Reviewed by Rachael Bowling, Partner, Carew International
What’s the single biggest reason corporate training initiatives fail? Organizations doing training for the sake of training, rather than as a means to achieve specific business outcomes. For this reason, every person who is involved in a corporate training initiative, as a sponsor, leader or participant, should read the book, The Six Disciplines of Breakthrough Learning by Calhoun Wick, Andy Jefferson and Roy Pollock.
This book is a guide for approaching training as a process, to help align training with desired organizational and individual outcomes. It promotes and outlines a structured view of training, including all aspects of a complete learning experience. It is transformational, and will aid the learners and organizers in any training environment.
There is something of value in this book for senior leaders, middle managers and individual learners of organizations, large and small. It sets expectations, defines the process and provides the measures of achievement that often seem elusive to corporate training efforts.
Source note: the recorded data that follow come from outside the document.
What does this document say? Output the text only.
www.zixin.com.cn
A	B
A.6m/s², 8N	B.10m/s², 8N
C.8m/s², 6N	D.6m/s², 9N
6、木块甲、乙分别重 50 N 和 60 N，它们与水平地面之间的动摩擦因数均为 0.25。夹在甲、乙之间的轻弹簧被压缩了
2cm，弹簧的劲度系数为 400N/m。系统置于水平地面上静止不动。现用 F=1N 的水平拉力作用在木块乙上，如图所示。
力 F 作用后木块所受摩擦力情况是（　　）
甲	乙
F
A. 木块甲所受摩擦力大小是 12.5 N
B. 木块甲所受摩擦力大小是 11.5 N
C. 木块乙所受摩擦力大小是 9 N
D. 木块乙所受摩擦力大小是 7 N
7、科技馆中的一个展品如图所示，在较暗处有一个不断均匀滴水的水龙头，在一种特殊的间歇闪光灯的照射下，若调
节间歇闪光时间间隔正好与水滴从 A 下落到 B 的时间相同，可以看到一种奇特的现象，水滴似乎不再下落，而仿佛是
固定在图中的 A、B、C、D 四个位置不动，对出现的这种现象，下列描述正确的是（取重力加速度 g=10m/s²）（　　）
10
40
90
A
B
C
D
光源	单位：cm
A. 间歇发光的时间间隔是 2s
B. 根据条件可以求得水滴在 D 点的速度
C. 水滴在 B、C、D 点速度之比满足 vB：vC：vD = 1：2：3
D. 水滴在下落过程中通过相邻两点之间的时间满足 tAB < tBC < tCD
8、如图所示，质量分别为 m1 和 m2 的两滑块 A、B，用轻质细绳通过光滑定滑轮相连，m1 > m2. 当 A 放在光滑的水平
For a brief description of the specific “D’s” see below:
D1: Define Business Outcomes: Deciding to engage in training should begin with the business results desired, including what the learners should be able to do differently and better to achieve those results. Once everyone involved understands the business value, it allows for greater buy in.
Business outcomes are not the skills participants will achieve with the training; they are the value the participant will gain once they use the skills‚ such as increased customer satisfaction and increased profitability.
D2: Design the Complete Experience: Converting learning into business results is a process, not a one-time event. During this stage the before, during and after period of formal instruction is completed.
D3: Deliver for Application: What are the sellers supposed to do differently and better? Well-designed learning experiences use adult learning principles, connecting the learning with real business issues, and motivating learners by answering the question, “What’s in it for me” (WIIFM).
D4: Drive Learning Transfer: Great learning alone is not enough to drive change. Learning and development fails with the lack of serious post training follow through. Putting this in place, and actively encouraging and managing the process ahead of time, will ensure the transfer process from classroom to real world usage.
D5: Deploy Performance Support: Getting better requires practice, feedback and support. Managers have direct impact on whether the learning is applied or scrapped. This stage is to increase the probability that learners will be successful when they try to apply new skills to their work.
D6: Document Against Business Outcomes: Documenting against the original desired business outcomes is critical to support a cycle of continuous learning, innovation, adaptation and improvement. Make sure you decide (or understand) WHAT to measure before you decide HOW to measure results.
Regardless of your experience or position in an organization, this book offers valuable advice for how to ensure your corporate training initiative is a success.